A diferencia de otros fabricantes que han convertido el interior de los autos eléctricos en espacios minimalistas dominados por pantallas, Ferrari opta por una interpretación distinta. El diseño mantiene una clara orientación al conductor, con superficies envolventes, materiales de alta calidad y una distribución que prioriza la interacción física, incluso en un contexto tecnológico avanzado.
Uno de los puntos centrales es la evolución del puesto de conducción. El volante conserva botones táctiles integrados, pero Ferrari ha afinado su respuesta para ofrecer una sensación más intuitiva y menos distractora, una crítica frecuente en modelos recientes de la marca. La instrumentación digital no busca sustituir la experiencia analógica, sino reinterpretarla, manteniendo información clara y jerarquizada, enfocada en la conducción deportiva.

En términos de materiales, el interior combina fibra de carbono, aluminio y textiles de nueva generación, con especial atención en la reducción de peso y la sostenibilidad. Ferrari deja claro que la electrificación no será solo un cambio de motorización, sino también una transformación en procesos, selección de materiales y filosofía de diseño, sin caer en soluciones genéricas propias de otros vehículos eléctricos premium.
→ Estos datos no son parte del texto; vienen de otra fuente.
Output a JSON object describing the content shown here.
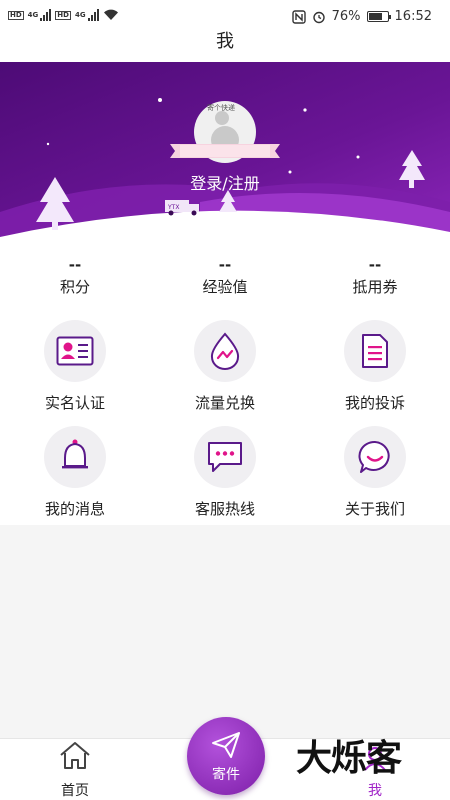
{
  "status_bar": {
    "hd1": "HD",
    "hd2": "HD",
    "net1": "4G",
    "net2": "4G",
    "battery_percent": "76%",
    "battery_level": 0.76,
    "time": "16:52"
  },
  "header": {
    "title": "我"
  },
  "banner": {
    "login_label": "登录/注册",
    "colors": {
      "dark": "#4d0b76",
      "mid": "#7a1aa6",
      "light": "#a23ad0"
    }
  },
  "stats": [
    {
      "value": "--",
      "label": "积分"
    },
    {
      "value": "--",
      "label": "经验值"
    },
    {
      "value": "--",
      "label": "抵用券"
    }
  ],
  "menu": {
    "real_name": "实名认证",
    "traffic": "流量兑换",
    "complaint": "我的投诉",
    "messages": "我的消息",
    "hotline": "客服热线",
    "about": "关于我们"
  },
  "bottom_nav": {
    "home": "首页",
    "send": "寄件",
    "mine": "我",
    "accent": "#a124c8"
  },
  "watermark": "大烁客"
}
Otro elemento relevante es el equilibrio entre tecnología y emoción. El diseño no busca parecer futurista por obligación, sino transmitir continuidad con los modelos de combustión e híbridos actuales. Esto es una señal clara de que Ferrari no pretende romper con su base de clientes, sino acompañarlos en la transición hacia una nueva era.
Aunque la marca aún no revela cifras técnicas ni el nombre definitivo de su primer eléctrico, este adelanto del interior confirma que Ferrari está construyendo su entrada al mundo eléctrico desde la identidad, no desde la tendencia. Para la firma italiana, el desafío no es hacer un auto eléctrico rápido, sino uno que siga sintiéndose como un Ferrari.